# feather prob.



## roosterslayer24 (Mar 5, 2006)

having a vary hard time with my gsp when it comes to feathers she will retreive a frozen bird fine but does not want a fresh bird in her mouth she does not even wanna hold it what can i do??????


----------



## utprizewire (Apr 2, 2006)

Have you tried FF? or has she been FF'd? if not www.dobbsdogs.com go under library you will find several articles re: FF and a reliable retreive. gl
utprizewire


----------



## roosterslayer24 (Mar 5, 2006)

ff'd guess i dont know what u are talking about so im having a hard time finding it in the link u gave me can u tell me more please


----------



## doublea (Mar 30, 2006)

How old is your dog and what is her expereince level? I don't like to force break a pointing dog till after they have had at least one solid hunting season under their belts. Maybe it's just me, but I want the dog confident around birds first -- makes the transistion from training buck to fresh killed bird a whole bunch easier IMHO.

Oh, I sent you that info on the upcoming Mn. GSP trial -- check your mail!

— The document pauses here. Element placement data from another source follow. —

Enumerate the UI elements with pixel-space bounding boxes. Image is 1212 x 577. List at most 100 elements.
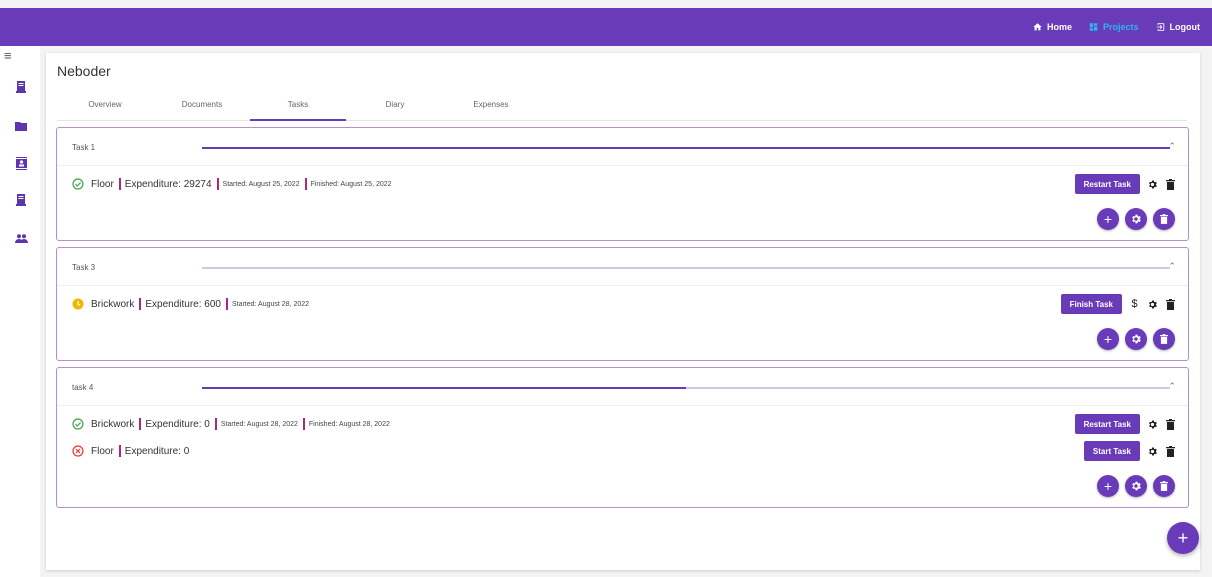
- tab-overview[interactable]: Overview: [57, 99, 153, 121]
- sidebar-item-folder[interactable]: [14, 119, 28, 133]
- sidebar: ≡: [0, 46, 40, 577]
- gear-icon[interactable]: [1147, 177, 1158, 191]
- restart-task-button[interactable]: Restart Task: [1074, 174, 1140, 194]
- check-circle-icon: [72, 418, 84, 430]
- task-group-card: task 4 ⌃ Brickwork Expenditure: 0 Starte…: [56, 367, 1189, 508]
- trash-icon: [1160, 481, 1168, 491]
- folder-icon: [15, 122, 27, 131]
- tab-expenses[interactable]: Expenses: [443, 99, 539, 121]
- restart-task-button[interactable]: Restart Task: [1074, 414, 1140, 434]
- task-actions: Start Task: [1083, 440, 1176, 462]
- book-icon: [16, 194, 26, 206]
- divider: [139, 418, 142, 430]
- sidebar-item-people[interactable]: [14, 231, 28, 245]
- progress-fill: [202, 147, 1170, 149]
- add-button[interactable]: +: [1097, 475, 1119, 497]
- trash-icon[interactable]: [1165, 417, 1176, 431]
- chevron-up-icon[interactable]: ⌃: [1168, 261, 1176, 272]
- task-group-header[interactable]: Task 3 ⌃: [57, 248, 1188, 286]
- divider: [118, 178, 121, 190]
- trash-icon: [1160, 214, 1168, 224]
- settings-button[interactable]: [1125, 328, 1147, 350]
- gear-icon[interactable]: [1147, 417, 1158, 431]
- task-group-fabs: +: [1097, 475, 1175, 497]
- task-item-name: Floor: [91, 178, 114, 190]
- add-task-group-button[interactable]: +: [1167, 522, 1199, 554]
- task-actions: Restart Task: [1074, 173, 1176, 195]
- progress-fill: [202, 387, 686, 389]
- task-started-date: Started: August 28, 2022: [231, 300, 310, 308]
- task-group-fabs: +: [1097, 328, 1175, 350]
- nav-projects-label: Projects: [1102, 22, 1139, 32]
- chevron-up-icon[interactable]: ⌃: [1168, 381, 1176, 392]
- divider: [118, 445, 121, 457]
- sidebar-item-contacts[interactable]: [14, 156, 28, 170]
- task-group-card: Task 3 ⌃ Brickwork Expenditure: 600 Star…: [56, 247, 1189, 361]
- finish-task-button[interactable]: Finish Task: [1060, 294, 1122, 314]
- task-group-progress-bar: [202, 267, 1170, 269]
- task-group-header[interactable]: task 4 ⌃: [57, 368, 1188, 406]
- task-item-name: Brickwork: [91, 298, 135, 310]
- divider: [304, 178, 307, 190]
- nav-projects-link[interactable]: Projects: [1088, 22, 1139, 32]
- task-expenditure: Expenditure: 0: [124, 445, 190, 457]
- plus-icon: +: [1103, 478, 1113, 494]
- plus-icon: +: [1103, 211, 1113, 227]
- home-icon: [1033, 23, 1042, 31]
- check-circle-icon: [72, 178, 84, 190]
- settings-button[interactable]: [1125, 208, 1147, 230]
- nav-logout-link[interactable]: Logout: [1155, 22, 1201, 32]
- task-group-progress-bar: [202, 387, 1170, 389]
- sidebar-item-book[interactable]: [14, 80, 28, 94]
- delete-button[interactable]: [1153, 328, 1175, 350]
- trash-icon[interactable]: [1165, 297, 1176, 311]
- task-item-name: Brickwork: [91, 418, 135, 430]
- task-row: Floor Expenditure: 29274 Started: August…: [72, 175, 392, 193]
- gear-icon: [1132, 214, 1141, 224]
- menu-icon[interactable]: ≡: [4, 48, 12, 63]
- chevron-up-icon[interactable]: ⌃: [1168, 141, 1176, 152]
- plus-icon: +: [1103, 331, 1113, 347]
- settings-button[interactable]: [1125, 475, 1147, 497]
- nav-logout-label: Logout: [1169, 22, 1201, 32]
- add-button[interactable]: +: [1097, 208, 1119, 230]
- task-group-card: Task 1 ⌃ Floor Expenditure: 29274 Starte…: [56, 127, 1189, 241]
- task-group-name: Task 3: [72, 263, 96, 272]
- nav-home-label: Home: [1046, 22, 1072, 32]
- page-title: Neboder: [57, 63, 111, 79]
- main-panel: Neboder Overview Documents Tasks Diary E…: [46, 53, 1200, 570]
- divider: [216, 178, 219, 190]
- top-nav: Home Projects Logout: [1032, 8, 1200, 46]
- task-group-header[interactable]: Task 1 ⌃: [57, 128, 1188, 166]
- top-app-bar: Home Projects Logout: [0, 8, 1212, 46]
- task-row: Brickwork Expenditure: 0 Started: August…: [72, 415, 390, 433]
- delete-button[interactable]: [1153, 475, 1175, 497]
- task-group-progress-bar: [202, 147, 1170, 149]
- tab-tasks[interactable]: Tasks: [250, 99, 346, 121]
- tab-bar: Overview Documents Tasks Diary Expenses: [57, 99, 1187, 121]
- dollar-icon[interactable]: $: [1129, 297, 1140, 311]
- gear-icon[interactable]: [1147, 444, 1158, 458]
- task-expenditure: Expenditure: 0: [145, 418, 210, 430]
- plus-icon: +: [1177, 528, 1189, 548]
- trash-icon[interactable]: [1165, 444, 1176, 458]
- task-group-name: task 4: [72, 383, 94, 392]
- in-progress-icon: [72, 298, 84, 310]
- gear-icon: [1132, 334, 1141, 344]
- dashboard-icon: [1089, 23, 1098, 31]
- trash-icon[interactable]: [1165, 177, 1176, 191]
- add-button[interactable]: +: [1097, 328, 1119, 350]
- delete-button[interactable]: [1153, 208, 1175, 230]
- gear-icon[interactable]: [1147, 297, 1158, 311]
- tab-diary[interactable]: Diary: [347, 99, 443, 121]
- task-row: Brickwork Expenditure: 600 Started: Augu…: [72, 295, 309, 313]
- sidebar-item-book-2[interactable]: [14, 193, 28, 207]
- start-task-button[interactable]: Start Task: [1083, 441, 1140, 461]
- tab-documents[interactable]: Documents: [154, 99, 250, 121]
- task-actions: Restart Task: [1074, 413, 1176, 435]
- task-finished-date: Finished: August 28, 2022: [308, 420, 390, 428]
- divider: [225, 298, 228, 310]
- nav-home-link[interactable]: Home: [1032, 22, 1072, 32]
- task-row: Floor Expenditure: 0: [72, 442, 189, 460]
- divider: [214, 418, 217, 430]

I hope to see you there, I'm sure there will be many good folks there that can give you some pointers on how to train your dog -- not to mention encourage you to join the MN GSP club, which IMHO would be a darn good idea for anyone that wants to learn how to train and handle a pointing dog.


----------



## roosterslayer24 (Mar 5, 2006)

she is a year this last march and i have shoot well over 100 birds over her not just during the hunting season but at hte shooting preserve and training on my property, she is vary bold also. she is out of river valley gund dogs "north star" and take aims "twister" she is a awsome dog other wise.


----------



## doublea (Mar 30, 2006)

Then I would seriously consider force breaking her to retrieve.

If you make it to that trial -- I'm sure there will plenty of locals there that can help you out if you ask 'em.


----------



## NDTerminator (Aug 20, 2003)

Right now your dog is retrieving on it's own terms. It's a game it plays when it feels like it & how it wants to until it tires of it. Force Fetch turns retrieving into a task to be completed as quickly & efficiently as possible when *you *command. It also gives you a method to correct when your dog refuses a retrieve. After a dog has been FF'ed, this is a mighty rare event...

I might add that your dog needs to have formal OB in place before you FF.
By following a program and completing formal OB, your dog will understand the basics of turning off training pressure by quickly responding to the task. Without this level of training in place, all your dog will know is that you're pinching it's ear and won't understand how to turn off the pressure. It will be a very negative experience and may well ruin your dog...


----------